Cause of involuntary context switches


You mentioned there is 32 cores but what is the exact layout of the hardware? E.g. how many packages the machine has, how many cores, how the cache is shared etc. For sharing this kind of information I personally like sharing the output of likwid-topology -g.

Anyway, there is one piece of non-determinism in your run: thread affinity. The operating system assigns the SW threads to run on specific HW threads somehow without taking into account the knowledge about how the threads communicate (just because it doesn't have that knowledge). That can cause all kinds of effects so for reproducible runs it's a good idea to make sure you pin your SW threads to HW threads in some way (there may be an optimal way, too, but so far I am just talking about determinism).

For pinning (a.k.a. affinity) you can either use explicit Pthread calls or you might try another tool from the Likwid suite called likwid-pin - see here.

If that doesn't get you consistent results, run a good profiler (e.g. Intel VTune) on your workload making sure you capture a faster run and a slower run and then compare the results. In VTune you can use the compare feature that shows two profiles side by side.


I believe your problem is actually a scheduling issue.

One cannot avoid one's process from being pre-empted from the CPU, but the problem is that if a thread is preempted, and then on it's next quantum ends up on a different CPU, or to be more specific on a CPU with a different L2 cache, then it's accesses to memory will all yield cache misses and cause the data to be fetched from memory. On the other hand, if the thread gets scheduled on the same CPU, it is likely that it's data will still be available on the cahce, for instance yielding much faster memory accesses.

Note that this behavior is most likely to happen when you have more and more cores. And since it is sort of "random" where your thread will end up on it's next quantum, then this would explain the randomness of the performance.
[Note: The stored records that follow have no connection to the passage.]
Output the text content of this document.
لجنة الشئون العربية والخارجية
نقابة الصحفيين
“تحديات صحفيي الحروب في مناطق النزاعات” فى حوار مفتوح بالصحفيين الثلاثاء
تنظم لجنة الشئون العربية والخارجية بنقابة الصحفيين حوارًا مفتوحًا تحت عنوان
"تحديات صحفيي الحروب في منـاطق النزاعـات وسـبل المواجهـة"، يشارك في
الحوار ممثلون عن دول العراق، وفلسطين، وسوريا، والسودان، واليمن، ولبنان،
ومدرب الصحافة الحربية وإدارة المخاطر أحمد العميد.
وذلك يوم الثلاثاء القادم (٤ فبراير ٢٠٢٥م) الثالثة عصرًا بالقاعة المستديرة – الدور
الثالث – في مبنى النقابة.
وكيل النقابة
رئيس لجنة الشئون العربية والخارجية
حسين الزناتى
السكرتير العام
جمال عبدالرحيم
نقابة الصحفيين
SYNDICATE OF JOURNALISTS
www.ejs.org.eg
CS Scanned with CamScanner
There are out there profiling tools that allow you to register where your threads are being scheduled, such as perf for Linux. Usually these tools are particular to the topology where you're executing your program. Unfortunately none other comes to my mind right now. There are also ways of telling the OS to schedule threads on the same (or adyacent) CPUs, so they'll benefit from fewer cache misses. For that you can check this SO question

I would suggest that you ask your admin which tools like these you count with, so you can do a proper profiling and assignment of your thread scheduling.


You are mentioning a bi-modal performance profile which you see on one machine and not on the other. It is horrible, but this is normal, even for single threaded applications.

The problem is that there are far too many factors in a Linux system (any kernel, regardless of the scheduler used) which affect the application performance. It starts at address randomisation, and ends with microscopic timing differences escalating to huge context switch delays between processes.

Linux is not a real-time system. It just tries to be as efficient as possible on the average case.

There is a number of things you can do to minimize the performance variance:

Reduce the number of threads to the bare minimum necessary. Do not split different aspects of your problem up into threads. Just split up into threads when really necessary, for example to feed CPUs with independent (!) number crunching jobs. Try to do as much causally connected work in one thread as possible. You threads should require as little communication with each other as possible. In particular you should have no request/response patterns between threads where the latencies add up.

Assume your OS only be able to do about 1000 context switches between threads/processes per second. That means a couple of 100 request/response transactions per second. If you do a benchmark on Linux and you find you can do much more, ignore this.

Try to reduce the memory footprint of vital data. Distributed data tends to trash the cache with very subtle and hard-to-explain effect on performance.